Choose a tag to compare

@masumi-ryugo masumi-ryugo released this 11 Jun 13:43
· 9 commits to main since this release

v1.2 — day-2 operations: prove it, automate it, keep it healthy.
Four additive features — the savings ledger + s4 savings (measured
$ saved in production, the counterpart to s4 estimate's prediction),
s4 maintain (policy-driven migrate/recompact/storage-class
transitions, one-shot or resident), dictionary day-2 ops
(s4 dict-status + restart-less SIGHUP rotation), and opt-in s4fs
writes (pandas/pyarrow writing gateway-compatible objects without the
gateway) — hardened by a 3-round dual-reviewer audit (findings
17 → 4 → 5 doc-trivia; zero P1 across all rounds). The v1.0 freeze
contract holds: everything below is additive and default-off;
flag-less behavior is bit-for-bit identical to v1.1.0.

Fixed (v1.2 audit round 2 — adversarial verification of the round-1 fix wave)

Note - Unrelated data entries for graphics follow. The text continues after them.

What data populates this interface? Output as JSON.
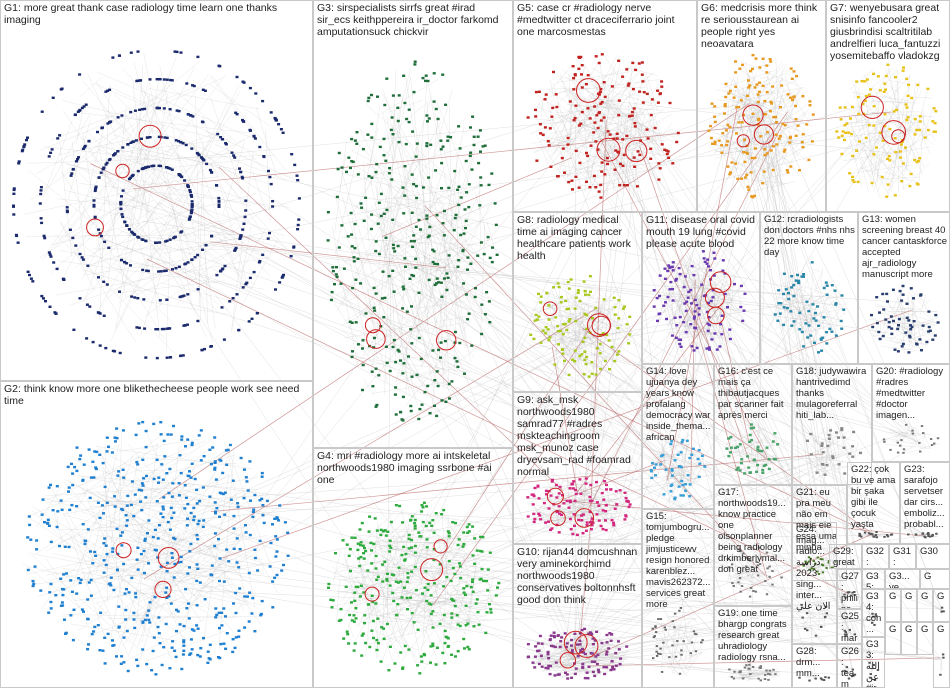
{
  "graph": {
    "groups": [
      {
        "id": "G1",
        "label": "G1: more great thank case radiology time learn one thanks imaging",
        "color": "#1a2a6c",
        "nodes": 520
      },
      {
        "id": "G2",
        "label": "G2: think know more one blikethecheese people work see need time",
        "color": "#1f7fd0",
        "nodes": 520
      },
      {
        "id": "G3",
        "label": "G3: sirspecialists sirrfs great #irad sir_ecs keithppereira ir_doctor farkomd amputationsuck chickvir",
        "color": "#1f6e3a",
        "nodes": 340
      },
      {
        "id": "G4",
        "label": "G4: mri #radiology more ai intskeletal northwoods1980 imaging ssrbone #ai one",
        "color": "#2eaa3e",
        "nodes": 300
      },
      {
        "id": "G5",
        "label": "G5: case cr #radiology nerve #medtwitter ct draceciferrario joint one marcosmestas",
        "color": "#c0221f",
        "nodes": 170
      },
      {
        "id": "G6",
        "label": "G6: medcrisis more think re seriousstaurean ai people right yes neoavatara",
        "color": "#e69a22",
        "nodes": 150
      },
      {
        "id": "G7",
        "label": "G7: wenyebusara great snisinfo fancooler2 giusbrindisi scaltritilab andrelfieri luca_fantuzzi yosemitebaffo vladokzg",
        "color": "#e8c21b",
        "nodes": 110
      },
      {
        "id": "G8",
        "label": "G8: radiology medical time ai imaging cancer healthcare patients work health",
        "color": "#a8c81e",
        "nodes": 110
      },
      {
        "id": "G9",
        "label": "G9: ask_msk northwoods1980 samrad77 #radres mskteachingroom msk_munoz case dryevsam_rad #foamrad normal",
        "color": "#d2287f",
        "nodes": 120
      },
      {
        "id": "G10",
        "label": "G10: rijan44 domcushnan very aminekorchimd northwoods1980 conservatives boltonnhsft good don think",
        "color": "#8a3a8c",
        "nodes": 120
      },
      {
        "id": "G11",
        "label": "G11: disease oral covid mouth 19 lung #covid please acute blood",
        "color": "#6a3ab0",
        "nodes": 110
      },
      {
        "id": "G12",
        "label": "G12: rcradiologists don doctors #nhs nhs 22 more know time day",
        "color": "#2b87a8",
        "nodes": 70
      },
      {
        "id": "G13",
        "label": "G13: women screening breast 40 cancer cantaskforce accepted ajr_radiology manuscript more",
        "color": "#2a3f6f",
        "nodes": 60
      },
      {
        "id": "G14",
        "label": "G14: love ujuanya dey years know profalang democracy war inside_thema... african",
        "color": "#3a9fd6",
        "nodes": 50
      },
      {
        "id": "G15",
        "label": "G15: tomjumbogru... pledge jimjusticewv resign honored karenblez... mavis262372... services great more",
        "color": "#6a6a6a",
        "nodes": 40
      },
      {
        "id": "G16",
        "label": "G16: c'est ce mais ça thibautjacques par scanner fait après merci",
        "color": "#4aa36a",
        "nodes": 45
      },
      {
        "id": "G17",
        "label": "G17: northwoods19... know practice one olsonplanner being radiology drkimberlymal... don great",
        "color": "#777777",
        "nodes": 35
      },
      {
        "id": "G18",
        "label": "G18: judywawira hantrivedimd thanks mulagoreferral hiti_lab...",
        "color": "#888888",
        "nodes": 30
      },
      {
        "id": "G19",
        "label": "G19: one time bhargp congrats research great uhradiology radiology rsna...",
        "color": "#777777",
        "nodes": 30
      },
      {
        "id": "G20",
        "label": "G20: #radiology #radres #medtwitter #doctor imagen...",
        "color": "#777777",
        "nodes": 20
      },
      {
        "id": "G21",
        "label": "G21: eu pra meu não em mais ele essa uma minha",
        "color": "#4a7a2a",
        "nodes": 25
      },
      {
        "id": "G22",
        "label": "G22: çok bu ve ama bir şaka gibi ile çocuk yaşta",
        "color": "#555555",
        "nodes": 18
      },
      {
        "id": "G23",
        "label": "G23: sarafojo servetserdar cirs... emboliz... probabl...",
        "color": "#555555",
        "nodes": 15
      },
      {
        "id": "G24",
        "label": "G24: imag... radio... دراسة 2023 sing... inter... الان علي",
        "color": "#555555",
        "nodes": 12
      },
      {
        "id": "G25",
        "label": "G25: mar... non...",
        "color": "#555555",
        "nodes": 8
      },
      {
        "id": "G26",
        "label": "G26: team mri...",
        "color": "#555555",
        "nodes": 8
      },
      {
        "id": "G27",
        "label": "G27: philips healt...",
        "color": "#555555",
        "nodes": 8
      },
      {
        "id": "G28",
        "label": "G28: drm... mm...",
        "color": "#555555",
        "nodes": 8
      },
      {
        "id": "G29",
        "label": "G29: great job",
        "color": "#555555",
        "nodes": 8
      },
      {
        "id": "G30",
        "label": "G30",
        "color": "#555555",
        "nodes": 6
      },
      {
        "id": "G31",
        "label": "G31: #rdi... 零 零",
        "color": "#555555",
        "nodes": 6
      },
      {
        "id": "G32",
        "label": "G32: pers... som...",
        "color": "#555555",
        "nodes": 6
      },
      {
        "id": "G33",
        "label": "G33: الله عن #ir...",
        "color": "#555555",
        "nodes": 6
      },
      {
        "id": "G34",
        "label": "G34: con...",
        "color": "#555555",
        "nodes": 6
      },
      {
        "id": "G35",
        "label": "G35: ho...",
        "color": "#555555",
        "nodes": 5
      },
      {
        "id": "G3x",
        "label": "G3... ye...",
        "color": "#555555",
        "nodes": 5
      },
      {
        "id": "Gx1",
        "label": "G",
        "color": "#555555",
        "nodes": 3
      },
      {
        "id": "Gx2",
        "label": "G",
        "color": "#555555",
        "nodes": 3
      },
      {
        "id": "Gx3",
        "label": "G",
        "color": "#555555",
        "nodes": 3
      },
      {
        "id": "Gx4",
        "label": "G",
        "color": "#555555",
        "nodes": 3
      },
      {
        "id": "Gx5",
        "label": "G",
        "color": "#555555",
        "nodes": 3
      },
      {
        "id": "Gx6",
        "label": "G",
        "color": "#555555",
        "nodes": 3
      },
      {
        "id": "Gx7",
        "label": "G",
        "color": "#555555",
        "nodes": 3
      },
      {
        "id": "Gx8",
        "label": "G",
        "color": "#555555",
        "nodes": 3
      },
      {
        "id": "Gx9",
        "label": "G",
        "color": "#555555",
        "nodes": 3
      }
    ],
    "edge_color": "#b5b5b5",
    "bridge_color": "#b05050"
  }
}
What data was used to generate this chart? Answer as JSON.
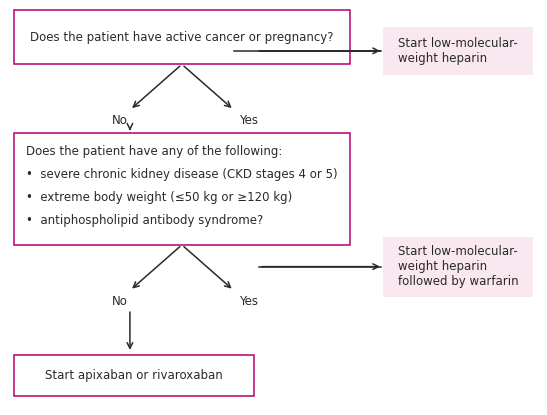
{
  "bg_color": "#ffffff",
  "box_border_color": "#b5006e",
  "outcome_bg_color": "#f9e8ef",
  "text_color": "#2a2a2a",
  "arrow_color": "#2a2a2a",
  "box1_text": "Does the patient have active cancer or pregnancy?",
  "box2_line1": "Does the patient have any of the following:",
  "box2_bullet1": "•  severe chronic kidney disease (CKD stages 4 or 5)",
  "box2_bullet2": "•  extreme body weight (≤50 kg or ≥120 kg)",
  "box2_bullet3": "•  antiphospholipid antibody syndrome?",
  "box3_text": "Start apixaban or rivaroxaban",
  "outcome1_text": "Start low-molecular-\nweight heparin",
  "outcome2_text": "Start low-molecular-\nweight heparin\nfollowed by warfarin",
  "no_label": "No",
  "yes_label": "Yes",
  "font_size": 8.5,
  "label_font_size": 8.5
}
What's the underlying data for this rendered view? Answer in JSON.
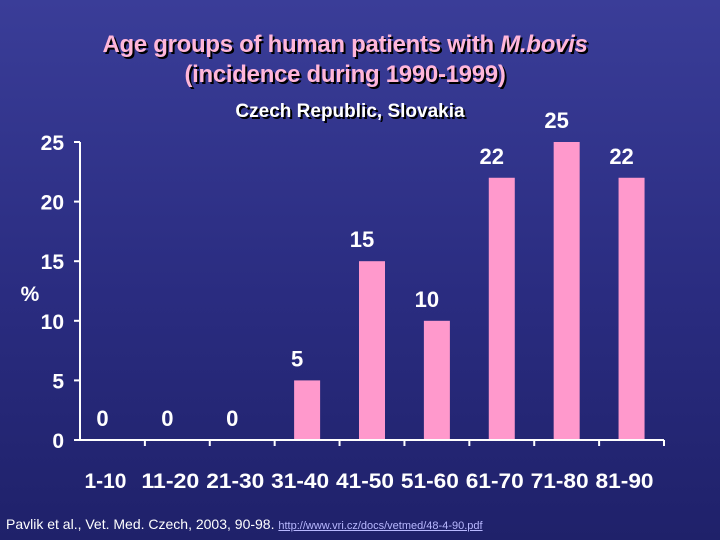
{
  "slide": {
    "title_line1_prefix": "Age groups of human patients with ",
    "title_line1_emph": "M.bovis",
    "title_line2": "(incidence during 1990-1999)",
    "subtitle": "Czech Republic,  Slovakia",
    "footer_text": "Pavlik et al., Vet. Med. Czech, 2003, 90-98. ",
    "footer_link": "http://www.vri.cz/docs/vetmed/48-4-90.pdf"
  },
  "colors": {
    "bar": "#ff99cc",
    "axis": "#ffffff",
    "title": "#ffb6d9"
  },
  "chart_data": {
    "type": "bar",
    "title": "Age groups of human patients with M.bovis (incidence during 1990-1999)",
    "subtitle": "Czech Republic,  Slovakia",
    "xlabel": "",
    "ylabel": "%",
    "categories": [
      "1-10",
      "11-20",
      "21-30",
      "31-40",
      "41-50",
      "51-60",
      "61-70",
      "71-80",
      "81-90"
    ],
    "values": [
      0,
      0,
      0,
      5,
      15,
      10,
      22,
      25,
      22
    ],
    "data_labels": [
      "0",
      "0",
      "0",
      "5",
      "15",
      "10",
      "22",
      "25",
      "22"
    ],
    "yticks": [
      "0",
      "5",
      "10",
      "15",
      "20",
      "25"
    ],
    "ylim": [
      0,
      25
    ],
    "grid": false,
    "legend": "none"
  }
}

  • P2 Replication replicas no longer carry the s4-ledger marker
    (they are never ledger-counted, so a gateway-routed delete of a
    replica would have re-opened the asymmetric-subtraction bug round 1
    closed). Both replication metadata capture sites route through a
    marker-stripping snapshot helper.
  • P2 Ledger add and subtract now resolve the same logical size on
    churn: ledger-enabled SSE/versioned multipart re-PUTs stamp
    s4-original-size/s4-compressed-size (the exact values the add
    used), REPLACE copies stamp the probe-resolved original, and
    COPY-directive copies probe the destination for the add. Previously
    each add→delete cycle of a sidecar-suppressed multipart object
    stranded phantom original bytes (overstated savings). New e2e pins a
    versioned-multipart churn returning bucket totals to exactly zero.
  • P3 Marker-without-add cases (cap-exceeded multipart Complete,
    ledger flag toggles, and replicas written between the round-1 and
    round-2 fixes — moot for releases since v1.2 ships both) are now
    disclosed in the module contract, the report notes, and the
    Complete-path WARN — not eliminated (zero-clamp + drift note remain
    the guard rails).
  • P3 Access-point copy sources: REPLACE copies now strip
    client-supplied s4-* metadata regardless of the source-addressing
    variant (forged s4-ledger/s4-original-size via AP ARN closed),
    and AP sources can no longer read reserved keys (.s4index /
    .s4dict/).

Fixed (v1.2 audit round 1 — 4 reviewers over v1.1.0..HEAD, 2026-06-12)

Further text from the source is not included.